First, a quick formality: I’m blogging about bad/misleading/less-informative-than-they-might-have-been graphs with my friend Catherine Roberts at her new fun internet adventure, Graphchat. There will be a lot of graphs, so you can probably look at it while at work and no one will be able to tell, assuming your work has something to with graphs.
Jordan Weissman looked at income distribution in the U.S. and New York, targeting the notion of “New York rich.” In his words:
it’s usually a somewhat strange experience when I get into conversations here about class. If I mention that a six-figure salary counts as rich in much of the country—that just $250,000 gets you into the top 2 percent—the response is usually, “Sure, but that’s not New York rich.”
Except, it sort of is.
I won’t quibble here about the claim, but rather about its graphical presentation. Weissman picked this side-by-side histogram to make his point:
New York city is visibly heavier in very low income and very high income, but the magnitudes of these differences aren’t exactly illustrative. If the claim is that the distribution of income in NYC is similar to the distribution of income in the U.S. at large, presenting the data this way with tons of white space between income buckets that aren’t really doing anything is confusing. Additionally, if the claim is in particular about “New York rich,” it doesn’t seem to matter if the proportion of households in the $50,000 to $74,999 bucket is similar in the U.S. and NYC, but rather how far out the right tail extends seems to be more instructive. You can’t figure that out from this graphic.

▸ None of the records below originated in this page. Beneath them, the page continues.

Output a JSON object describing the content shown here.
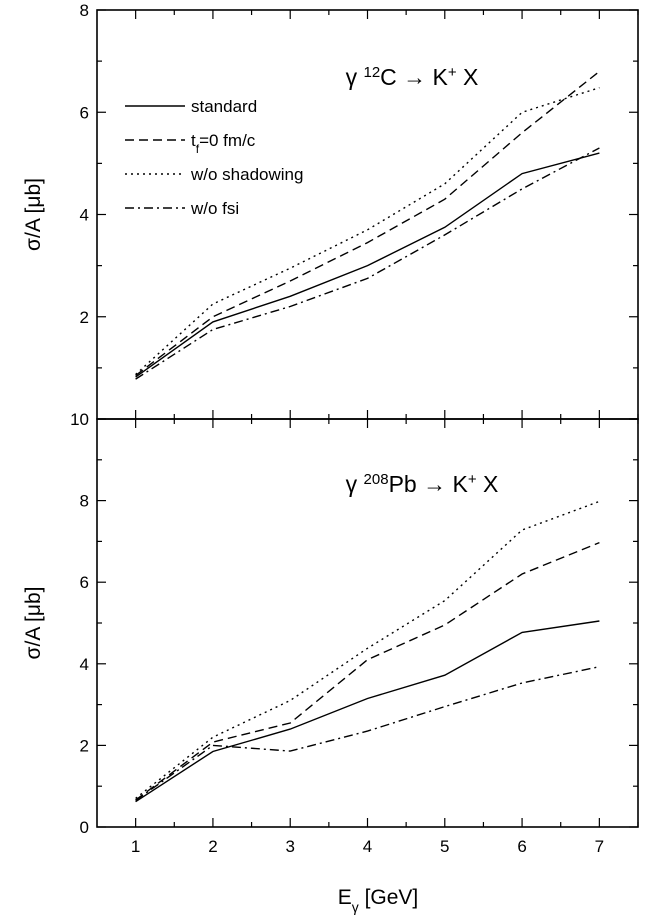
{
  "chart_data": {
    "type": "line",
    "xlabel": {
      "main": "E",
      "sub": "γ",
      "rest": " [GeV]"
    },
    "x_ticks": [
      1,
      2,
      3,
      4,
      5,
      6,
      7
    ],
    "xlim": [
      0.5,
      7.5
    ],
    "grid": false,
    "legend": {
      "placement": "top-left of upper panel",
      "entries": [
        {
          "series": "standard",
          "label": "standard"
        },
        {
          "series": "tf0",
          "label_parts": [
            "t",
            "f",
            "=0 fm/c"
          ]
        },
        {
          "series": "noshadow",
          "label": "w/o shadowing"
        },
        {
          "series": "nofsi",
          "label": "w/o fsi"
        }
      ]
    },
    "panels": [
      {
        "id": "carbon",
        "title_parts": [
          "γ ",
          "12",
          "C → K",
          "+",
          " X"
        ],
        "ylabel": "σ/A [μb]",
        "ylim": [
          0,
          8
        ],
        "y_ticks": [
          2,
          4,
          6,
          8
        ],
        "y_tick_labels": [
          "2",
          "4",
          "6",
          "8"
        ],
        "x": [
          1,
          2,
          3,
          4,
          5,
          6,
          7
        ],
        "series": [
          {
            "key": "standard",
            "values": [
              0.82,
              1.9,
              2.4,
              3.0,
              3.75,
              4.8,
              5.2
            ]
          },
          {
            "key": "tf0",
            "values": [
              0.85,
              2.0,
              2.7,
              3.45,
              4.3,
              5.6,
              6.8
            ]
          },
          {
            "key": "noshadow",
            "values": [
              0.87,
              2.25,
              2.95,
              3.7,
              4.6,
              6.0,
              6.48
            ]
          },
          {
            "key": "nofsi",
            "values": [
              0.78,
              1.75,
              2.2,
              2.75,
              3.6,
              4.5,
              5.3
            ]
          }
        ]
      },
      {
        "id": "lead",
        "title_parts": [
          "γ ",
          "208",
          "Pb → K",
          "+",
          " X"
        ],
        "ylabel": "σ/A [μb]",
        "ylim": [
          0,
          10
        ],
        "y_ticks": [
          0,
          2,
          4,
          6,
          8,
          10
        ],
        "y_tick_labels": [
          "0",
          "2",
          "4",
          "6",
          "8",
          "10"
        ],
        "x": [
          1,
          2,
          3,
          4,
          5,
          6,
          7
        ],
        "series": [
          {
            "key": "standard",
            "values": [
              0.62,
              1.85,
              2.4,
              3.15,
              3.72,
              4.77,
              5.05
            ]
          },
          {
            "key": "tf0",
            "values": [
              0.66,
              2.08,
              2.55,
              4.1,
              4.95,
              6.2,
              6.97
            ]
          },
          {
            "key": "noshadow",
            "values": [
              0.7,
              2.2,
              3.1,
              4.38,
              5.55,
              7.28,
              7.98
            ]
          },
          {
            "key": "nofsi",
            "values": [
              0.65,
              2.0,
              1.86,
              2.35,
              2.95,
              3.53,
              3.93
            ]
          }
        ]
      }
    ]
  },
  "styles": {
    "standard": {
      "dash": "",
      "color": "#000000"
    },
    "tf0": {
      "dash": "9 5",
      "color": "#000000"
    },
    "noshadow": {
      "dash": "2 4",
      "color": "#000000"
    },
    "nofsi": {
      "dash": "9 4 2 4",
      "color": "#000000"
    }
  }
}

Things get worse after Weissman adds a claim that San Francisco is really the rich people city. To make the claim that New York isn’t special in one particular way and San Francisco is, Weissman threw in this graph comparing San Francisco to… the U.S.:
If you can remember where the red bar is in the previous image, you can do a really quick visual comparison and find out whether New York and San Francisco are alike or similar in different income buckets! Lest you think I’m being unfair by throwing two paragraphs in between the two graphs, click the link I opened with and compare the space between the graphs in Weissman’s article (or here it is again if you don’t like scrolling) with the space between the graphs here.
The issues here are:
- To compare NYC and San Francisco, Weissman showed both of them compared to a third entity
- If income distribution is lumpy within any of these brackets, we don’t have any sense of the underlying shape
Neither of these needs to be a problem. We can instead visualize the same data (I used the one year ACS instead of 5 year) in KDE plots, fit everything on one graph, and actually see what San Francisco and NYC look like relative to each other and to the national average:
Here, it’s much more obvious how right-skewed the San Francisco income distribution is, much more obvious how similar the U.S. and NYC income distributions are, and much more obvious just how far the right tail goes. I don’t know what to tell you about the weird squiggle all the way in the right tail.
As I said above, I have no issues with the claim Weissman made. He’s correct that the income distributions in the U.S. and NYC are similar and that San Francisco is, if you pick random citizens, richer than either. His graphical choices just didn’t make that obvious.
As usual, all code/data work (there’s really not a lot) on github.